Live Search Cashback is an attempt to buy Google's users with hard cash. For the time being, Google pays nothing to its users, maintaining a cash flow only between advertisers and the websites serving ads. In contrast, via Live Search Cashback, Microsoft promises searchers top dollar. Essentially, the program will ensure that the Redmond company returns a percentage of the price for products acquired after using Live Search. It seems that it is willing to go as high as 30% of the product's price with its cashback.

"Microsoft Live Search cashback is "The Search That Pays You Back". Find great deals on millions of products from hundreds of brand name stores that you know and trust. You will be able to earn cashback savings based on a percentage of the product price. Your savings will be paid to you via your choice of a deposit to your PayPal account, direct deposit to your bank account, or a check in the mail," reads Microsoft's definition of Live Search Cashback.

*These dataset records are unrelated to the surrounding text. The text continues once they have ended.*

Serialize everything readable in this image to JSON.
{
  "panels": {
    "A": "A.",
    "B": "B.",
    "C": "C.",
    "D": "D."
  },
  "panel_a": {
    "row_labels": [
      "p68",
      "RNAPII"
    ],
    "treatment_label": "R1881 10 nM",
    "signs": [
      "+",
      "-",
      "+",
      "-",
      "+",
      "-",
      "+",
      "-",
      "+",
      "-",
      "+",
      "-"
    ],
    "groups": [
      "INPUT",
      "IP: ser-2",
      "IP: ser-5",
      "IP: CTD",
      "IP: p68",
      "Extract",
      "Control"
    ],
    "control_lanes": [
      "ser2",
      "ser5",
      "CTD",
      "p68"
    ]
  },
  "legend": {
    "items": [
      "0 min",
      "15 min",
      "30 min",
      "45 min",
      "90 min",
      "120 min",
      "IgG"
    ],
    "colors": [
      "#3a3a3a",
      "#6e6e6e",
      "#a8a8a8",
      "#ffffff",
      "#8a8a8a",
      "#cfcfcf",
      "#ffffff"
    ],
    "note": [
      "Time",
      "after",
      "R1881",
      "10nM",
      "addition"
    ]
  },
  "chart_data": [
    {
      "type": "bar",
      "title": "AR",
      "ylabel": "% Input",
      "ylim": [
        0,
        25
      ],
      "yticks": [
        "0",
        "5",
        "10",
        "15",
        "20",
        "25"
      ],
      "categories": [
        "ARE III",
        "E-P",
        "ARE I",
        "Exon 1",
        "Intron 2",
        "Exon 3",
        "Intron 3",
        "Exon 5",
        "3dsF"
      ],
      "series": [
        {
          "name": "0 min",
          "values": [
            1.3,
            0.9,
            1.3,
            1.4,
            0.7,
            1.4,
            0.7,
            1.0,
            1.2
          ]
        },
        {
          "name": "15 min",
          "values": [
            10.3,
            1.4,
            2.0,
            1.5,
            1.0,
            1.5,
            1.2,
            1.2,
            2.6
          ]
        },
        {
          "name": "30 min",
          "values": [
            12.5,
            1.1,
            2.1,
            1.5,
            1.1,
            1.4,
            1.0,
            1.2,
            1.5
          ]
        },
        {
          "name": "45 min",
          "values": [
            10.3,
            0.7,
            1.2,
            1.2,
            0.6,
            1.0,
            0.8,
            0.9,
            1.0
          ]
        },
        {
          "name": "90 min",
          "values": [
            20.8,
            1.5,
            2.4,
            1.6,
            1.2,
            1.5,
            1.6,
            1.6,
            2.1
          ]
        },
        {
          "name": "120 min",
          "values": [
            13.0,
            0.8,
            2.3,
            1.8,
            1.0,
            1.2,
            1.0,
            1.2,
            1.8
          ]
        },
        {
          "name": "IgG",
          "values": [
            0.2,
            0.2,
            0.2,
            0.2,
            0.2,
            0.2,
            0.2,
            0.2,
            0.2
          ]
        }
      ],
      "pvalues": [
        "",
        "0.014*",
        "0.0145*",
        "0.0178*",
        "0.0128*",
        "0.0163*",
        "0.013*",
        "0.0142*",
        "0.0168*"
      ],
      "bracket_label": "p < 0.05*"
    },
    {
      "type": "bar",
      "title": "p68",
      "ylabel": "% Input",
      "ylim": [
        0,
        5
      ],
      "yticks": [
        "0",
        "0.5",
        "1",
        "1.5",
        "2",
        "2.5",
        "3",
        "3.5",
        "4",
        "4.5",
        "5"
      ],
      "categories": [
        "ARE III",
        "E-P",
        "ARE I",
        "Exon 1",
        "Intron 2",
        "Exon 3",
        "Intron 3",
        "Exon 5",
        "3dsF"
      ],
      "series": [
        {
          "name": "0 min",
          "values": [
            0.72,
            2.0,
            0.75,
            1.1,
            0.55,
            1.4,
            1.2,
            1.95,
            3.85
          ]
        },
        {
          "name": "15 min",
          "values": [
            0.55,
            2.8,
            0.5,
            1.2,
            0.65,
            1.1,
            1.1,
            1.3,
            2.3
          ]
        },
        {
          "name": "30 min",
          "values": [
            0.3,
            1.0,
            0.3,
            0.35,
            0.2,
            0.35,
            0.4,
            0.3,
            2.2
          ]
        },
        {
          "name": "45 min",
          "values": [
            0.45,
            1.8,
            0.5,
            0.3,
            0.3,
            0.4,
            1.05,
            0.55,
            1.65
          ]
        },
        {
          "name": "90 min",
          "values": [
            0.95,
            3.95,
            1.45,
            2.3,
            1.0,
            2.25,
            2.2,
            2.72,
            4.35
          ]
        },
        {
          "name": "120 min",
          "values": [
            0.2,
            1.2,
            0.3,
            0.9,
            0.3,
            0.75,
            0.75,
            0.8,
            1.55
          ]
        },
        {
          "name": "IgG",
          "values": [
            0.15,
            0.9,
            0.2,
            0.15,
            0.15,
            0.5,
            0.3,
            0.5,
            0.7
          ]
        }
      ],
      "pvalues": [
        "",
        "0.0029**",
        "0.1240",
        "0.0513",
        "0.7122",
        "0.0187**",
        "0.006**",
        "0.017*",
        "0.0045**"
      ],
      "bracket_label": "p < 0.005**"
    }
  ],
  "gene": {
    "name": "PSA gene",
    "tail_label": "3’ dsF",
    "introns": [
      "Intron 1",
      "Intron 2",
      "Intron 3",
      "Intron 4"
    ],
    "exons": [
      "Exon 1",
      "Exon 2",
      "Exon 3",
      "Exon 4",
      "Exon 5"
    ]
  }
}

The company will not pay a cashback on all the products that will be bought after being found via Live Search, but only on the items offered by its partners, which will be identified by a special icon, featured in the image at the top of this article. What Microsoft is doing is to bridge the gap between consumers and vendors in a way that offers both segments not only search but also "profit." At the same time, the company is reported to move away from the traditional Cost-Per-Click model, to Cost-Per-Acquisition.

"As long as [users] click on an eligible product or store link at our Live Search cashback site, they will earn cashback savings on all eligible purchases [made] during your store visit. Different products may have different cashback percentage rates, so the rate for other products [users] buy may be higher or lower than the rate displayed on the Live Search cashback site for the product initially searched for," Microsoft revealed.

Live Search cashback is an obvious effort from Microsoft to artificially increase its share of the search engine market, albeit one less expensive than Yahoo. Via the integration of Jellyfish which the Redmond company acquired in 2007, and that was running a similar program, Live Search is now transformed into a search engine that pays both online vendors and users. The initiative has been tried before, but never at this scale, or with Microsoft's immense resources behind it. But at the same time, there is no guarantee for success, especially since Microsoft has been continually losing ground on the search engine and online advertising markets to Google.